One of the fastest ways to develop a new wrapper cookbook that assembles
together a bunch of community cookbooks and custom glue is to rapidly iterate
from within a machine.

You may want to stop me and say "but what about test kitchen?" \- and yeah,
it's very useful, but there are a lot of things that are more difficult or
time consuming to mock out in kitchen than one might like, e.g. interfacing
with services like certificate and credential repositories, registering with
other network services, etc. that you sometimes need to turn around in short
order.

So, bang out a cookbook with the basics and get it onto the chef server, run
the initial version on a host, and then edit the cached version on a host
using the --skip-cookbook-sync parameter to the chef client to run the local
copy. Doing this in why-run mode gives you the fastest iteration times
possible in a production-like environment. For small changes needed ASAP to
production, it's similarly the quickest path to something that will converge.
Especially since you're generally going to be running your test machine on
real hardware, instead of your over-taxed workstation...
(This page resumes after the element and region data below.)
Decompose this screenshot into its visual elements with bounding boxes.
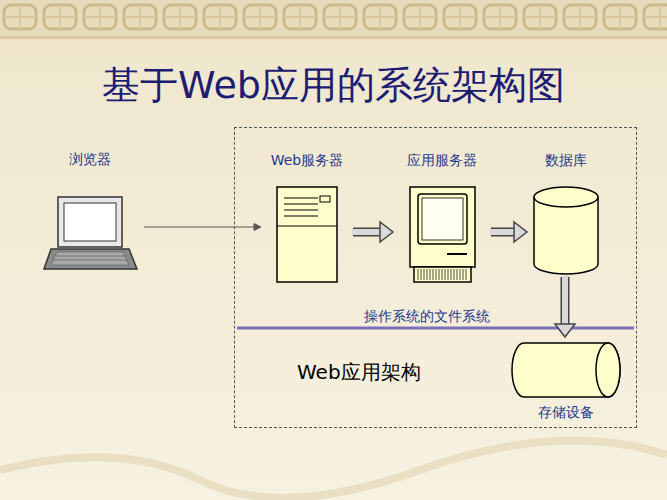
arrowhead	[555, 324, 575, 337]
storage-icon	[510, 341, 622, 399]
band-edge	[0, 36, 667, 39]
mac-node: 应用服务器	[395, 149, 489, 285]
arrowhead	[254, 224, 261, 231]
request-line	[144, 224, 261, 231]
block-arrow	[555, 276, 575, 337]
laptop-node: 浏览器	[38, 148, 142, 272]
server-node: Web服务器	[263, 149, 351, 283]
diagram-title: 基于Web应用的系统架构图	[0, 62, 667, 108]
laptop-icon	[43, 195, 138, 272]
node-label: 存储设备	[507, 403, 625, 421]
mac-icon	[409, 186, 476, 284]
storage-node: 存储设备	[507, 339, 625, 423]
connector-shaft-fill	[490, 229, 517, 235]
layer-label: 操作系统的文件系统	[364, 307, 490, 325]
architecture-region: Web应用架构 Web服务器 应用服务器 数据库存储设备	[234, 127, 637, 428]
block-arrow	[352, 222, 393, 242]
server-icon	[276, 186, 338, 283]
filesystem-line	[237, 327, 634, 330]
region-title: Web应用架构	[297, 360, 421, 384]
connector-shaft-fill	[562, 276, 568, 327]
db-icon	[533, 186, 599, 276]
db-node: 数据库	[529, 149, 603, 275]
arrowhead	[514, 222, 527, 242]
node-label: Web服务器	[263, 151, 351, 169]
block-arrow	[490, 222, 527, 242]
connector-shaft-fill	[352, 229, 383, 235]
node-label: 数据库	[529, 151, 603, 169]
arrowhead	[380, 222, 393, 242]
connector-shaft	[144, 227, 255, 228]
node-label: 浏览器	[38, 150, 142, 168]
border-band	[0, 0, 667, 36]
node-label: 应用服务器	[395, 151, 489, 169]
watermark-swirl	[0, 441, 667, 498]
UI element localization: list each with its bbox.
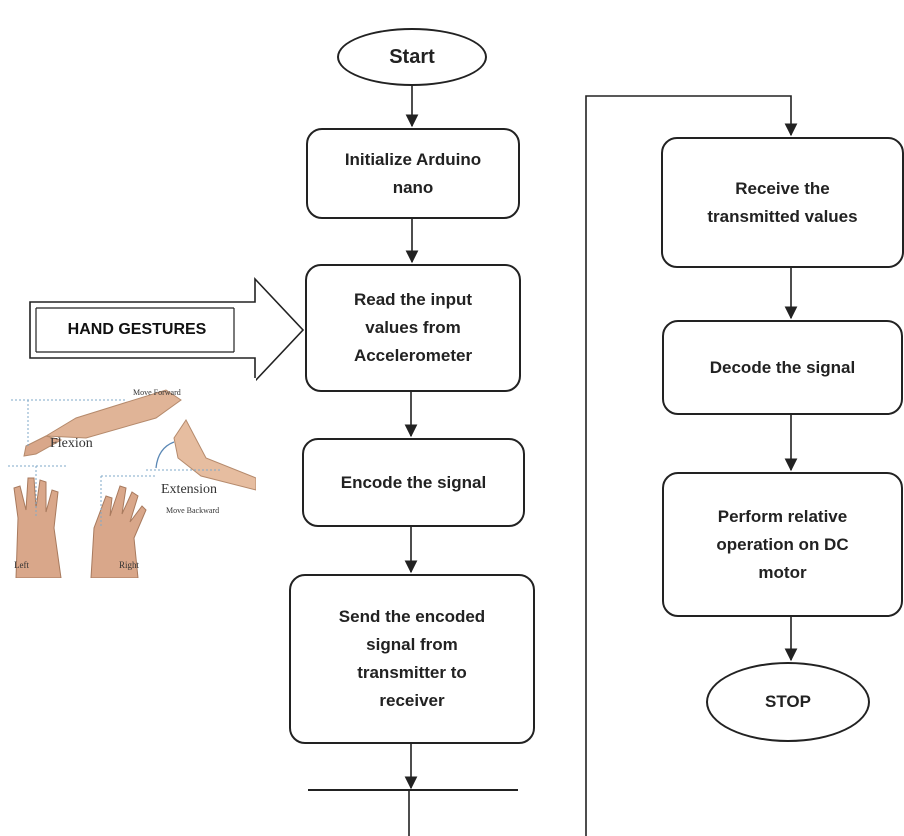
receive-values-label: Receive the transmitted values	[707, 178, 858, 226]
encode-signal-box: Encode the signal	[302, 438, 525, 527]
right-text: Right	[119, 560, 140, 570]
move-backward-text: Move Backward	[166, 506, 220, 515]
initialize-arduino-box: Initialize Arduino nano	[306, 128, 520, 219]
decode-signal-label: Decode the signal	[709, 357, 856, 377]
extension-text: Extension	[161, 482, 217, 497]
stop-terminal: STOP	[706, 662, 870, 742]
start-label: Start	[389, 46, 435, 68]
hand-gestures-label: HAND GESTURES	[67, 321, 207, 338]
decode-signal-box: Decode the signal	[662, 320, 903, 415]
left-text: Left	[14, 560, 29, 570]
left-hand-illustration	[8, 465, 66, 579]
read-input-label: Read the input values from Accelerometer	[353, 290, 473, 365]
hand-gestures-photo: Move Forward Flexion Extension Move Back…	[6, 378, 257, 579]
hand-gestures-block-arrow	[29, 276, 305, 384]
send-encoded-box: Send the encoded signal from transmitter…	[289, 574, 535, 744]
encode-signal-label: Encode the signal	[340, 472, 487, 492]
initialize-arduino-label: Initialize Arduino nano	[344, 149, 482, 197]
flexion-text: Flexion	[50, 436, 93, 451]
receive-values-box: Receive the transmitted values	[661, 137, 904, 268]
start-terminal: Start	[337, 28, 487, 86]
flexion-hand-illustration	[11, 389, 182, 457]
right-hand-illustration	[90, 475, 156, 579]
stop-label: STOP	[765, 692, 811, 711]
read-input-box: Read the input values from Accelerometer	[305, 264, 521, 392]
perform-operation-box: Perform relative operation on DC motor	[662, 472, 903, 617]
send-encoded-label: Send the encoded signal from transmitter…	[338, 607, 486, 710]
connector-column-link	[585, 95, 798, 836]
move-forward-text: Move Forward	[133, 388, 181, 397]
perform-operation-label: Perform relative operation on DC motor	[716, 506, 849, 582]
extension-hand-illustration	[146, 419, 257, 491]
hand-gestures-illustration	[8, 389, 257, 579]
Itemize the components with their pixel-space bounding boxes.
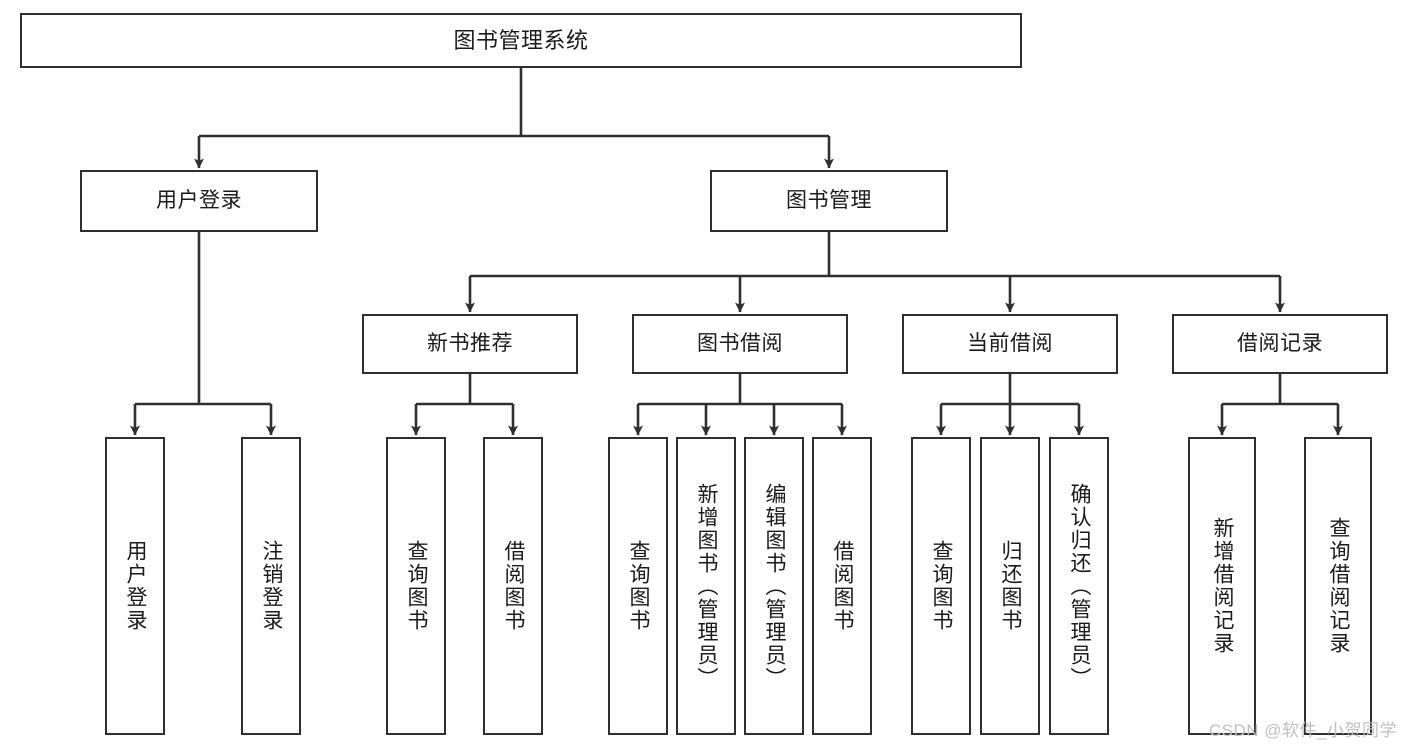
node-leaf-confirm-return[interactable]: 确认归还（管理员） xyxy=(1049,437,1109,735)
node-label: 归还图书 xyxy=(999,540,1023,632)
node-label: 用户登录 xyxy=(124,540,148,632)
node-label: 编辑图书（管理员） xyxy=(763,482,787,690)
node-label: 查询图书 xyxy=(930,540,954,632)
node-leaf-query-book-recommend[interactable]: 查询图书 xyxy=(386,437,446,735)
node-user-login[interactable]: 用户登录 xyxy=(80,170,318,232)
node-label: 借阅图书 xyxy=(831,540,855,632)
node-label: 查询借阅记录 xyxy=(1327,517,1351,655)
node-book-manage[interactable]: 图书管理 xyxy=(710,170,948,232)
node-label: 图书管理系统 xyxy=(453,27,589,53)
node-leaf-return-book[interactable]: 归还图书 xyxy=(980,437,1040,735)
node-leaf-query-borrow-record[interactable]: 查询借阅记录 xyxy=(1304,437,1372,735)
node-label: 新书推荐 xyxy=(427,331,513,355)
node-book-borrow[interactable]: 图书借阅 xyxy=(632,314,848,374)
node-label: 查询图书 xyxy=(627,540,651,632)
node-label: 借阅记录 xyxy=(1237,331,1323,355)
node-label: 当前借阅 xyxy=(967,331,1053,355)
node-leaf-add-book[interactable]: 新增图书（管理员） xyxy=(676,437,736,735)
node-label: 图书管理 xyxy=(786,188,872,212)
node-label: 图书借阅 xyxy=(697,331,783,355)
node-leaf-add-borrow-record[interactable]: 新增借阅记录 xyxy=(1188,437,1256,735)
node-label: 查询图书 xyxy=(405,540,429,632)
node-leaf-borrow-book[interactable]: 借阅图书 xyxy=(812,437,872,735)
node-leaf-edit-book[interactable]: 编辑图书（管理员） xyxy=(744,437,804,735)
node-current-borrow[interactable]: 当前借阅 xyxy=(902,314,1118,374)
node-label: 确认归还（管理员） xyxy=(1068,482,1092,690)
node-label: 用户登录 xyxy=(156,188,242,212)
watermark: CSDN @软件_小贺同学 xyxy=(1208,721,1397,740)
node-label: 注销登录 xyxy=(260,540,284,632)
node-borrow-record[interactable]: 借阅记录 xyxy=(1172,314,1388,374)
node-leaf-query-book-borrow[interactable]: 查询图书 xyxy=(608,437,668,735)
node-root-system[interactable]: 图书管理系统 xyxy=(20,13,1022,68)
node-leaf-logout[interactable]: 注销登录 xyxy=(241,437,301,735)
node-leaf-query-book-current[interactable]: 查询图书 xyxy=(911,437,971,735)
node-new-book-recommend[interactable]: 新书推荐 xyxy=(362,314,578,374)
node-label: 借阅图书 xyxy=(502,540,526,632)
node-label: 新增借阅记录 xyxy=(1211,517,1235,655)
node-leaf-borrow-book-recommend[interactable]: 借阅图书 xyxy=(483,437,543,735)
node-label: 新增图书（管理员） xyxy=(695,482,719,690)
node-leaf-user-login[interactable]: 用户登录 xyxy=(105,437,165,735)
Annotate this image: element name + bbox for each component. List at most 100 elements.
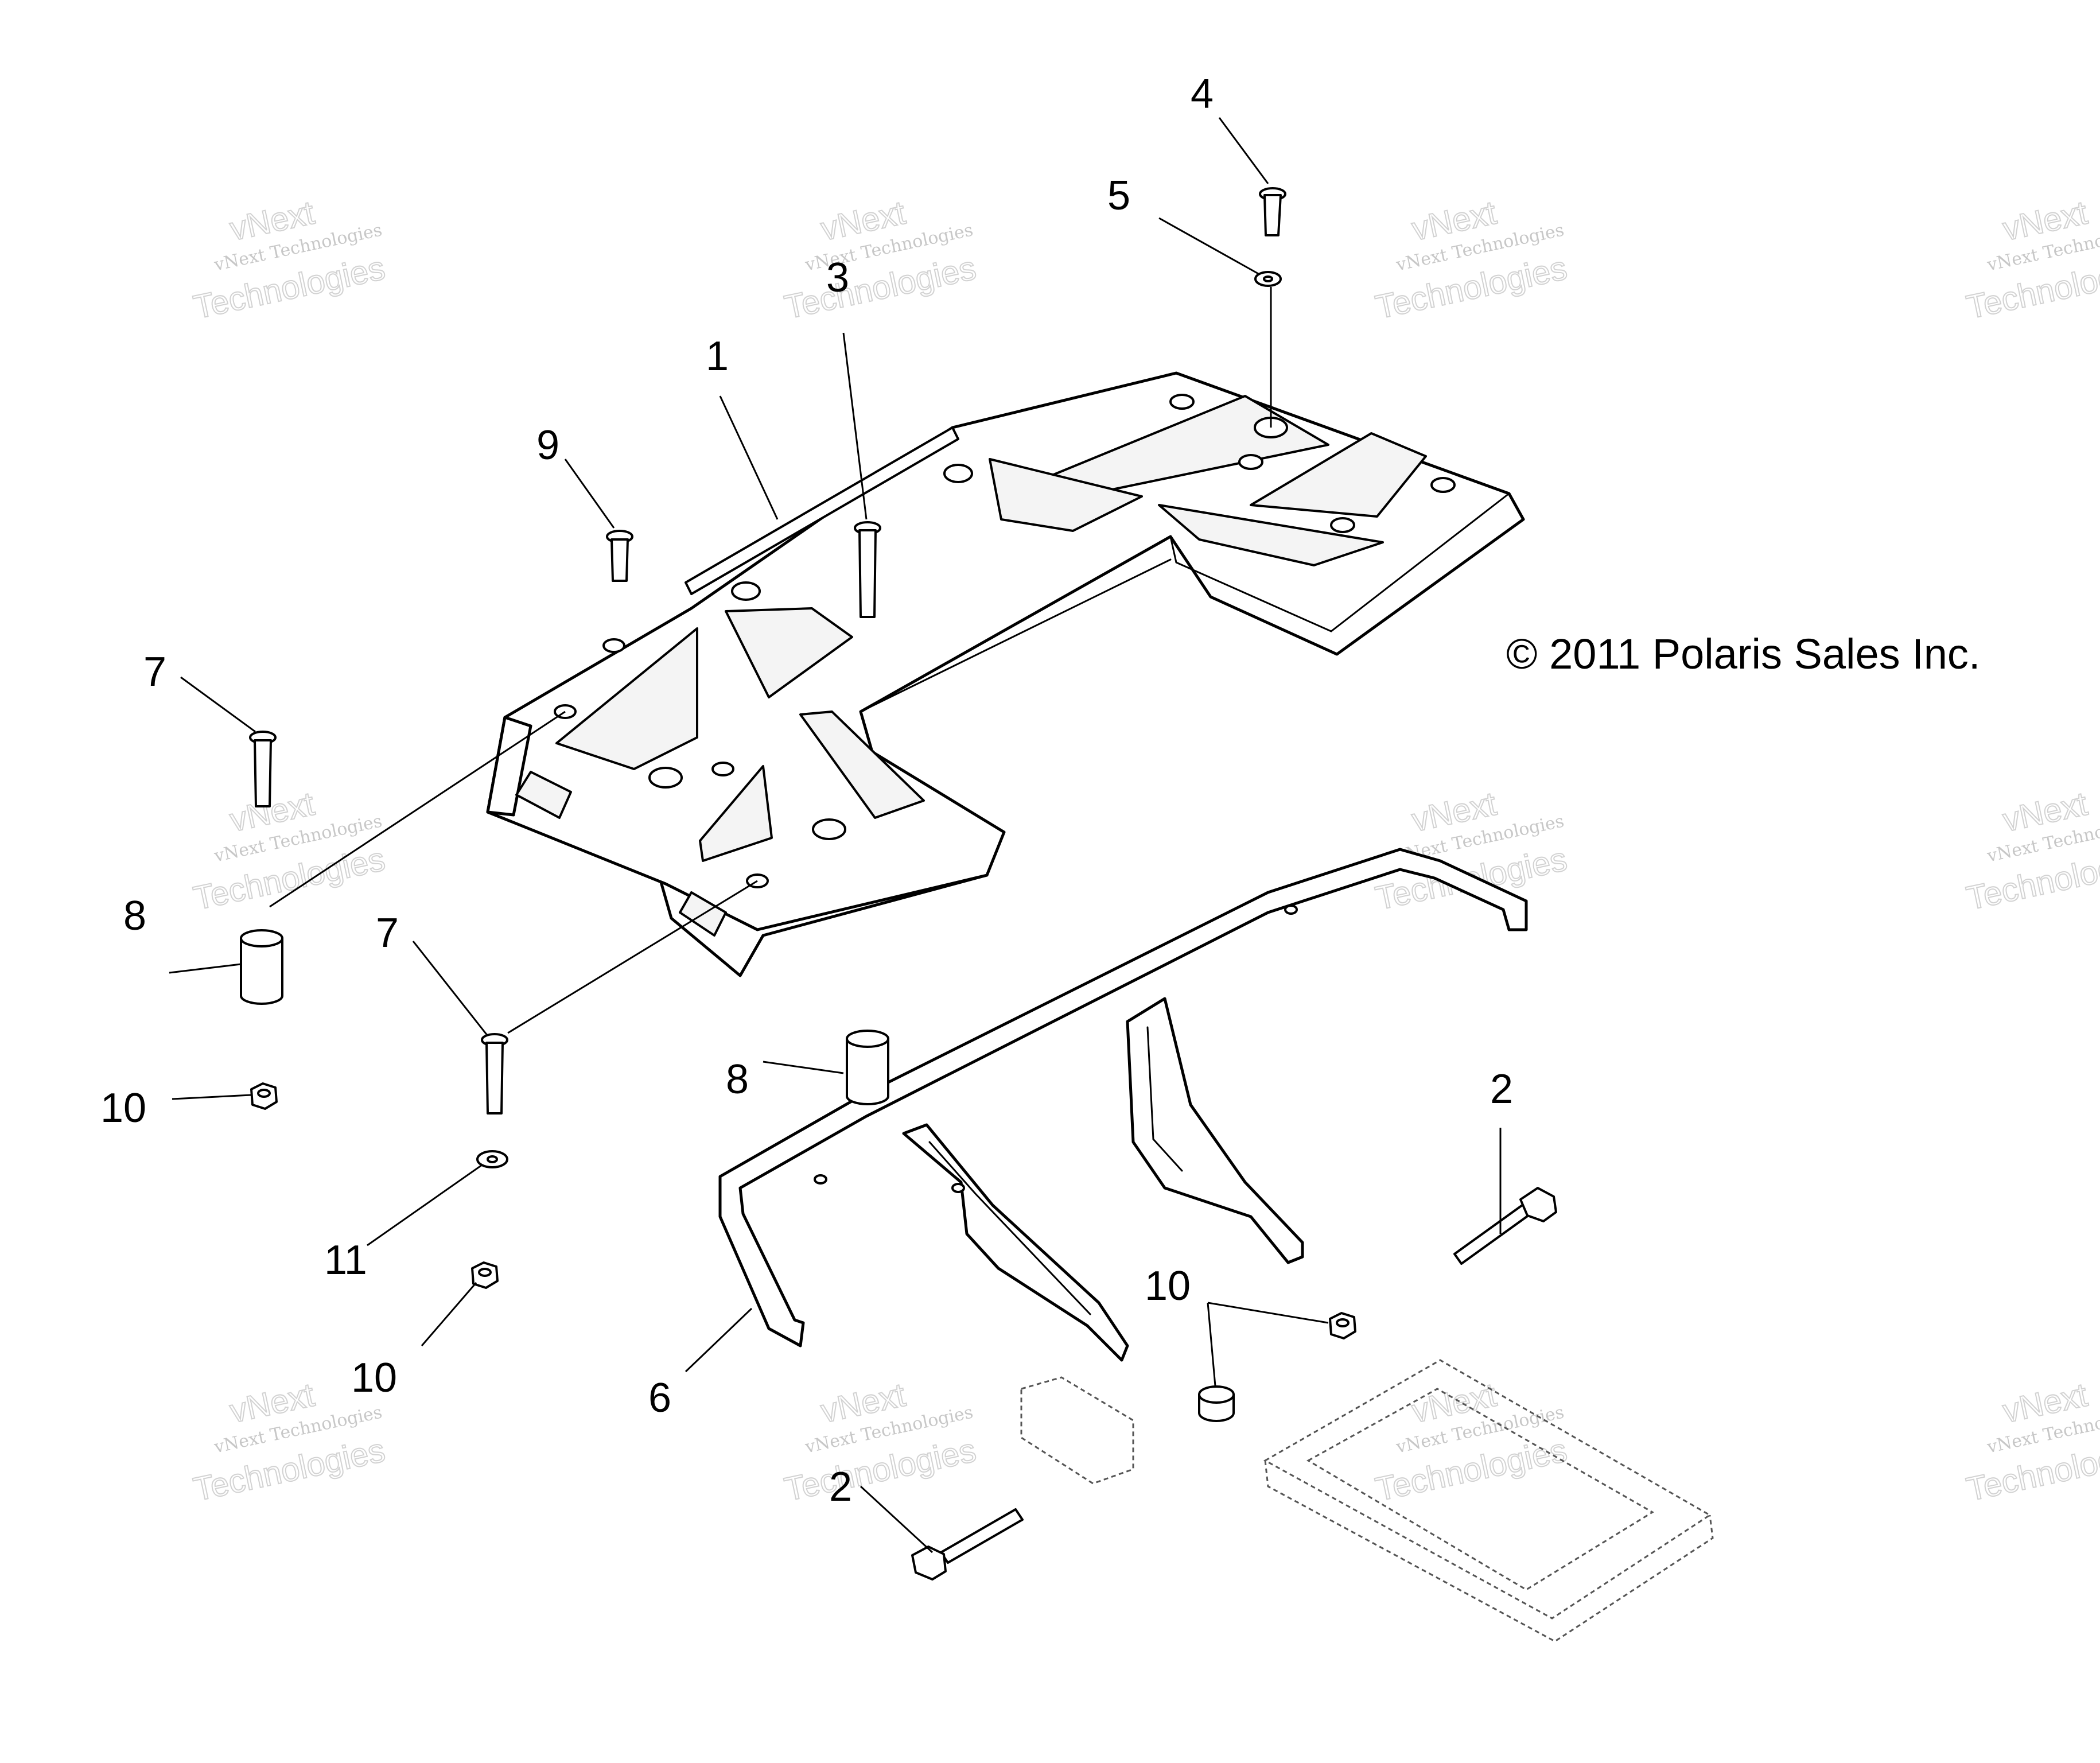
watermark: vNext vNext Technologies Technologies [781, 193, 980, 327]
leader-line [507, 880, 758, 1034]
screw-shank [1263, 194, 1282, 236]
screw-4 [1259, 187, 1286, 236]
washer-11 [476, 1150, 508, 1168]
watermark: vNext vNext Technologies Technologies [1372, 193, 1571, 327]
leader-line [1207, 1302, 1329, 1324]
leader-line [421, 1282, 477, 1346]
watermark: vNext vNext Technologies Technologies [190, 193, 389, 327]
leader-line [180, 676, 256, 733]
bolt-shank [858, 529, 877, 618]
spacer-8-left [240, 929, 283, 1005]
rack-hole [602, 638, 625, 653]
callout-9: 9 [536, 422, 559, 468]
leader-line [269, 710, 566, 908]
bolt-shank [485, 1042, 504, 1115]
support-frame-rear-leg [902, 1123, 1129, 1362]
rack-grab-rail [685, 426, 959, 595]
frame-hole [1284, 904, 1298, 915]
bolt-2-lower [911, 1508, 1024, 1581]
callouts: 4 5 3 1 9 7 8 7 8 10 11 10 6 2 10 2 [100, 71, 1513, 1510]
leader-line [860, 1485, 934, 1554]
callout-8-center: 8 [726, 1057, 749, 1102]
rack-hole [1430, 477, 1456, 493]
callout-3: 3 [826, 255, 849, 301]
rack-right-ledge [1169, 492, 1510, 632]
rack-hole [1330, 517, 1355, 533]
screw-shank [610, 538, 629, 582]
watermark: vNext vNext Technologies Technologies [1963, 785, 2100, 918]
bolt-shank [1453, 1201, 1534, 1265]
leader-line [1207, 1302, 1216, 1387]
leader-line [1158, 217, 1260, 275]
callout-2-lower: 2 [829, 1464, 852, 1510]
rack-recess [725, 607, 853, 698]
watermark: vNext vNext Technologies Technologies [1963, 1376, 2100, 1509]
copyright-notice: © 2011 Polaris Sales Inc. [1506, 630, 1980, 678]
rack-recess [989, 458, 1143, 532]
watermark: vNext vNext Technologies Technologies [1372, 785, 1571, 918]
nut-10-left [250, 1082, 278, 1110]
watermark: vNext vNext Technologies Technologies [1372, 1376, 1571, 1509]
leader-line [842, 332, 868, 520]
callout-4: 4 [1191, 71, 1214, 117]
rack-side-slot [515, 771, 572, 819]
bushing-top [1198, 1385, 1235, 1404]
leader-line [169, 963, 242, 974]
leader-line [564, 459, 615, 529]
spacer-top [240, 929, 283, 947]
rear-rack [486, 371, 1525, 977]
frame-hole [951, 1183, 965, 1193]
rack-support-frame [718, 848, 1528, 1362]
leader-line [172, 1094, 252, 1100]
nut-10-right [1329, 1312, 1356, 1339]
nut-hole [257, 1089, 271, 1098]
reference-bracket [1020, 1376, 1134, 1485]
support-frame-detail [1146, 1026, 1183, 1172]
nut-hole [478, 1268, 492, 1277]
bolt-head [1519, 1187, 1557, 1222]
rack-recess [799, 710, 925, 819]
rack-hole [711, 762, 734, 776]
vehicle-frame-reference [1020, 1359, 1714, 1642]
watermark: vNext vNext Technologies Technologies [1963, 193, 2100, 327]
callout-7-upper: 7 [143, 649, 166, 695]
leader-line [367, 1164, 483, 1246]
washer-hole [487, 1155, 498, 1163]
spacer-8-center [846, 1030, 889, 1105]
spacer-body [240, 937, 283, 1005]
spacer-body [846, 1038, 889, 1105]
bolt-7-lower [481, 1033, 508, 1115]
nut-hole [1336, 1318, 1350, 1327]
callout-1: 1 [706, 333, 729, 379]
leader-line [763, 1061, 844, 1074]
rack-inner-curve [860, 558, 1172, 713]
callout-2-right: 2 [1490, 1066, 1513, 1112]
bolt-shank [940, 1508, 1024, 1564]
bolt-7-upper [249, 731, 277, 807]
callout-7-lower: 7 [376, 910, 399, 956]
rack-recess [555, 627, 698, 770]
support-frame-front-leg [1126, 997, 1304, 1264]
rack-hole [943, 464, 973, 483]
bolt-head [911, 1545, 947, 1581]
callout-11: 11 [324, 1237, 367, 1283]
leader-lines [169, 117, 1502, 1554]
reference-frame-side [1264, 1460, 1714, 1642]
callout-8-left: 8 [123, 893, 146, 939]
frame-hole [814, 1174, 827, 1185]
watermark: vNext vNext Technologies Technologies [190, 785, 389, 918]
rack-hole [731, 581, 761, 601]
callout-10-right: 10 [1145, 1263, 1191, 1309]
rack-hole [648, 767, 683, 789]
reference-frame-inner [1306, 1388, 1654, 1591]
bolt-2-right [1453, 1187, 1557, 1265]
nut-10-lower [471, 1261, 499, 1289]
callout-6: 6 [648, 1375, 671, 1421]
bolt-3 [854, 521, 881, 618]
rack-hole [1169, 394, 1195, 410]
spacer-top [846, 1030, 889, 1048]
rack-hole [1238, 454, 1263, 470]
rack-recess [699, 765, 773, 862]
rack-recess [1158, 504, 1384, 566]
Of course, when this is all done with, you need to sync your work back to your
cookbook repository and let it run through the proper CI/CD workflows, update
compliance tests if you have them, etc. but the time-to-deploy on production
is lower than any other way I've tried.

Dirty practice? Sure, maybe, but honestly there's so much posting on HN about
overly-idealized practices that sound great on paper but just aren't the kind
of thing overworked DevOps people have time for. Figuring out how to use
shortcuts is often the name of the game.